Is there any hope for this curse-ridden creation and death-plagued humanity? There is. The irony is that the end of death is found in death. The death of Jesus Christ is the moral and spiritual center of the universe. The death of death has occurred in the death of Jesus Christ (Rev. 21:22, 23; Heb. 2:14; 2 Tim. 1:10). Spiritual death (the separation of man from God) is abolished through faith in Christ (Eph. 2:1-3). Physical death is defeated through the resurrection of Jesus Christ from the dead (1 Cor. 15:20-28; Jn. 5:21-28). The second death can have no power over the believer because of his union with Christ (Rev. 20:6; Rev. 2:11). By submitting to death Jesus Christ triumphed over it. The sting of death has been removed by His atoning death. Freedom from the fear of death is found through repentance and faith in Jesus Christ.

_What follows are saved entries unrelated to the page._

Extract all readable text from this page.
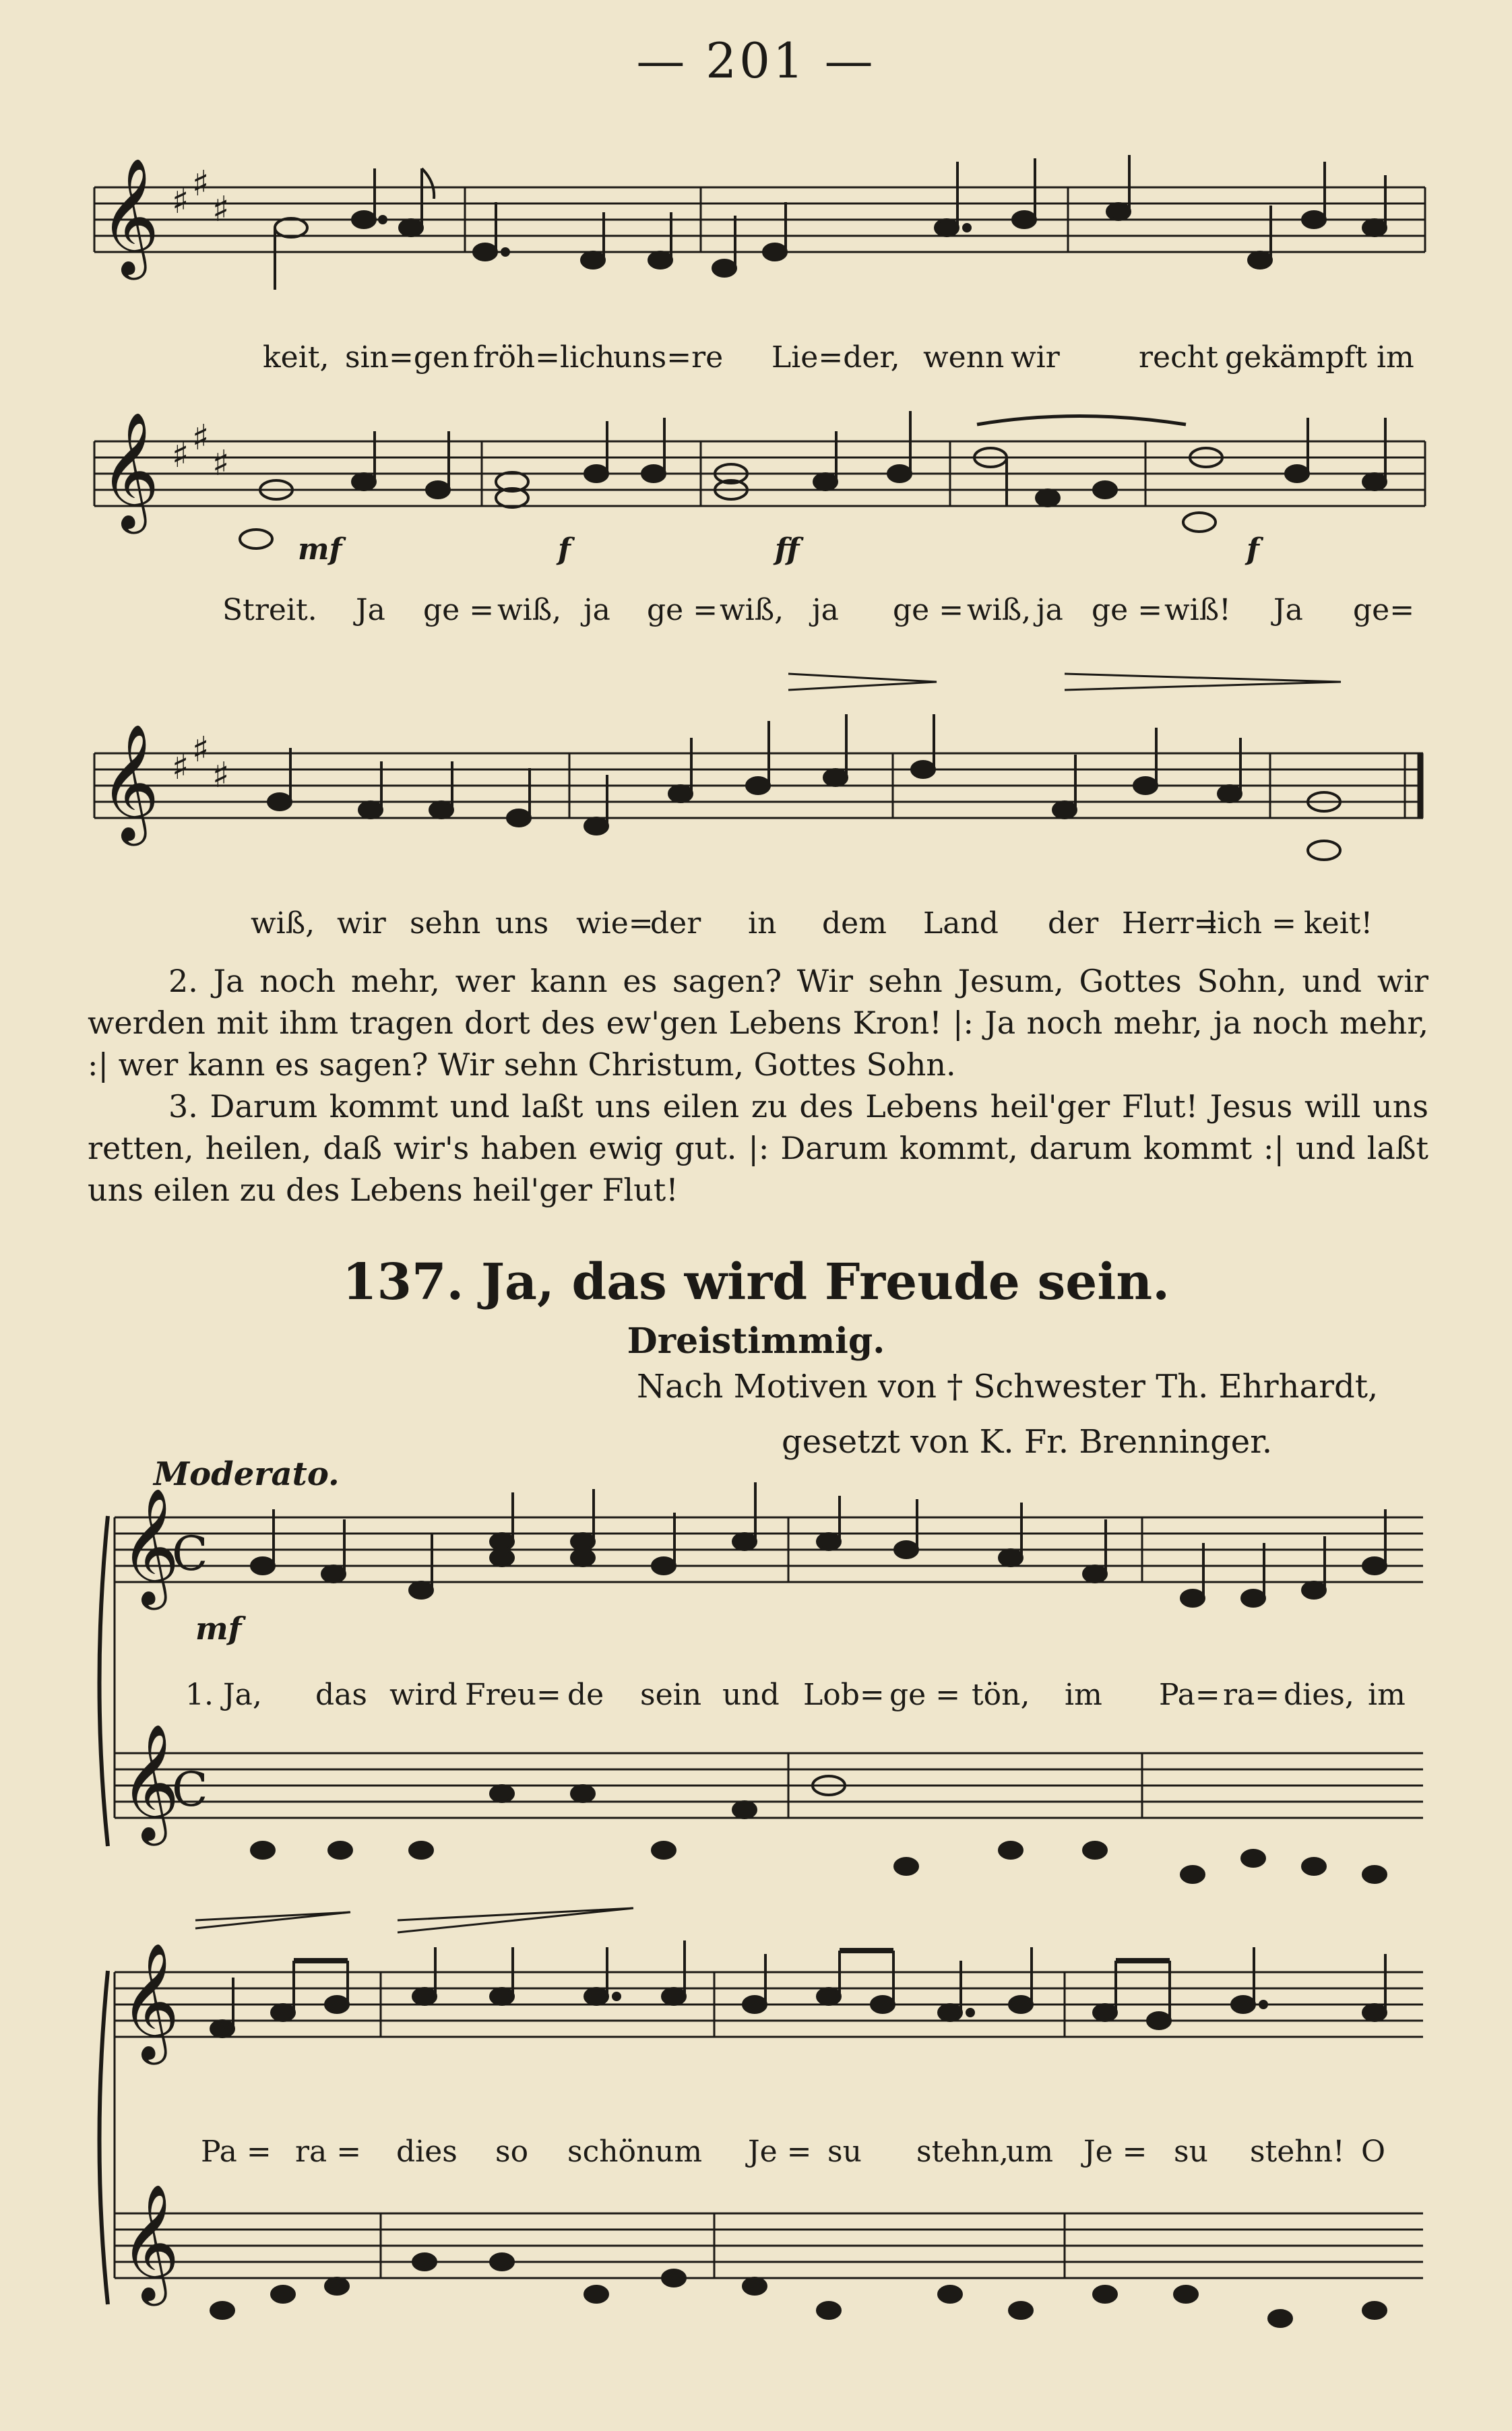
— 201 —
𝄞 ♯ ♯
♯
keit, sin=gen fröh=lich
uns=re Lie=der, wenn wir	recht gekämpft im
𝄞 ♯ ♯
♯
mf	f	ff	f
Streit. Ja ge = wiß, ja ge = wiß, ja ge = wiß, ja ge = wiß! Ja ge=
𝄞 ♯ ♯
♯
wiß, wir sehn uns wie=
der in dem Land der Herr=
lich = keit!

2. Ja noch mehr, wer kann es sagen? Wir sehn Jesum, Gottes Sohn, und wir werden mit ihm tragen dort des ew'gen Lebens Kron! |: Ja noch mehr, ja noch mehr, :| wer kann es sagen? Wir sehn Christum, Gottes Sohn.

3. Darum kommt und laßt uns eilen zu des Lebens heil'ger Flut! Jesus will uns retten, heilen, daß wir's haben ewig gut. |: Darum kommt, darum kommt :| und laßt uns eilen zu des Lebens heil'ger Flut!

137. Ja, das wird Freude sein.
Dreistimmig.
Nach Motiven von † Schwester Th. Ehrhardt,
gesetzt von K. Fr. Brenninger.
Moderato.
𝄞
𝄞
C
C
mf
1. Ja, das wird Freu= de sein und Lob= ge = tön, im Pa= ra= dies, im
𝄞
𝄞
Pa = ra = dies so schön um Je = su stehn,
um Je = su stehn! O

When we look into the faces of those who have been brutalized by death, the love and compassion of Christ should flow from us. We will reach out in mercy to help relieve the physical pain and misery. We will give of our resources. We will show up in some way to help. We cannot remain as bystanders offering theological explanations. We will be moved to support those in the body of Christ who are near the human devastation. We will increase our efforts to take the gospel of Jesus Christ of those who have survived and who will one day themselves die. They must know that the sting of death has been removed in Jesus Christ.